According to the second hypothesis, cover plants may contribute to the conservation of insects and biodiversity enhancement. The increase in vegetation structural complexity and diversity in vineyards is important to increased resources (i.e., pollen and nectar) or refuge in the field [62,63,64]. Numerous researchers have studied the effect of the management of cover plants in agricultural environments. However, these studies were based only on one growing season [57,58,59,60,61,65], unlike our study that analyzes the evolution of insect communities over three years. Looking only at the data obtained during the first year, we see that the results are very similar to previous studies, and a significant increase in the number of insects was observed. The analysis of three years data set showed a clear trend in the increase of the number of insects over the years in all the farms, both in the areas with plants and without plants.
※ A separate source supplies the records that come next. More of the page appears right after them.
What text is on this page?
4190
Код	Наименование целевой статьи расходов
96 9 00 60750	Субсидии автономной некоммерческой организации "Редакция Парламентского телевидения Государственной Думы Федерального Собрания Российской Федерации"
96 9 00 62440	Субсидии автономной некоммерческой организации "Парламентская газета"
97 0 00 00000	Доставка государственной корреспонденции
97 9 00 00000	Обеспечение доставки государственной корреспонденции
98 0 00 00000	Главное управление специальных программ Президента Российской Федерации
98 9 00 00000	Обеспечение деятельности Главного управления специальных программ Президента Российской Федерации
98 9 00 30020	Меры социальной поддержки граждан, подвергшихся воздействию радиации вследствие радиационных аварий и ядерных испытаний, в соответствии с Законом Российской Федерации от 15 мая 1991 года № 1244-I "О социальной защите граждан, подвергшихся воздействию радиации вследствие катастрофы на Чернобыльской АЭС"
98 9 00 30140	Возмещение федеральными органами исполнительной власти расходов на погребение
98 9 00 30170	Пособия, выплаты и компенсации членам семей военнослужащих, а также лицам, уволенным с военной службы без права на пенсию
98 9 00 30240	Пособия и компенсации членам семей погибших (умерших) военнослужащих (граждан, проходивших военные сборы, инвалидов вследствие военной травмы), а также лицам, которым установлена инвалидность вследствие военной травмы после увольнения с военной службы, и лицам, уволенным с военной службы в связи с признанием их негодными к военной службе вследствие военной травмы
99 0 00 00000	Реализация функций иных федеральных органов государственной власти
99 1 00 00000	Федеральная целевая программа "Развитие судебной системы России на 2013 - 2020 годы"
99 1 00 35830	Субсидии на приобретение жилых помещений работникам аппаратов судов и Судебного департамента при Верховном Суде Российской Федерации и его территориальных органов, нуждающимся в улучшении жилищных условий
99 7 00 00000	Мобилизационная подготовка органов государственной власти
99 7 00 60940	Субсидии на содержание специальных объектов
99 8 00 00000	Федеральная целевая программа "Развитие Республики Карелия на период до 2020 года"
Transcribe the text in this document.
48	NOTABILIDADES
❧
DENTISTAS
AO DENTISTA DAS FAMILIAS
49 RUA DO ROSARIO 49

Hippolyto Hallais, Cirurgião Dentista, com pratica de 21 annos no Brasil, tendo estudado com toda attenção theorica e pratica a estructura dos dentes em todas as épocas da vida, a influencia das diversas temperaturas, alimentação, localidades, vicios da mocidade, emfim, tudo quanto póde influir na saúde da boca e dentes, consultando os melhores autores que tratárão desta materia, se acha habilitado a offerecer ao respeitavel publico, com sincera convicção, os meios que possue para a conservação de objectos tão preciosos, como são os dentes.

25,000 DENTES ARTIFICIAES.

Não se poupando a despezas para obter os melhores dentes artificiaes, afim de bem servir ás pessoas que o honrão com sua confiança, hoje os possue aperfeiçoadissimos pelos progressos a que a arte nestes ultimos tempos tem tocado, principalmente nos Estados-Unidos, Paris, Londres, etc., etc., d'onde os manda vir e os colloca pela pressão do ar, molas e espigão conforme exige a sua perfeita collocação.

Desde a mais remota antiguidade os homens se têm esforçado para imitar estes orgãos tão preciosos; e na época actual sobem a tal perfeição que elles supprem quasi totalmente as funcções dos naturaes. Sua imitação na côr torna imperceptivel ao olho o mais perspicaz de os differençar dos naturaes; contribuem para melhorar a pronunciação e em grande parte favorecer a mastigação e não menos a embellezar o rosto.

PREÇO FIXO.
This increase in both areas may be due to the establishment of the durable cover plant over time, which plays a fundamental role in the creation of refuge areas and in the conservation of insects in the agricultural ecosystem. The only study we have been able to find that covers more than one crop season was carried out in an alfalfa field where a wildflower margin was used for three years [49]. The results of the alfalfa field also showed an increase in the number of insect species (102.47%) and individuals (97.64%) at the end of the experiment. These numbers are far from those observed in vineyards (12.10% species and 40.01% individuals), presumably because the difference in the biology and flowering of crops, such as alfalfa flowers, attracts numerous pollinators and beneficials, while those of the vineyard do not.

Furthermore, the enhancement of insect biodiversity due to cover plants may play an important role as a natural biological control. Therefore, its use is also recommended as an Integrated Pest Management (IPM) tool to balance and eventually reduces the long-term pest populations increasing the natural enemies’ community [62,66,67,68,69]. Our results showed that within the most abundant genera were Coccinella and Chrysoperla, who are predators of aphids, and Sphaerophoria, who perform both pollination and predation functions. These observations coincide with those obtained by other authors [57,59,60,70,71] and prove that cover plants are a great tool for IPM.

5. Conclusions

The implementation of cover plants in agricultural landscapes results in biodiversity enhancements through the attraction of pollinators and beneficial insects. These effects are mainly because cover plants create a perfect reservoir area with refuge and food (pollen, nectar, alternative prey) that allow them to maintain and extend their populations. In addition, we concluded that the implementation of permanent plant cover inter-row crops could be an important biological conservation strategy.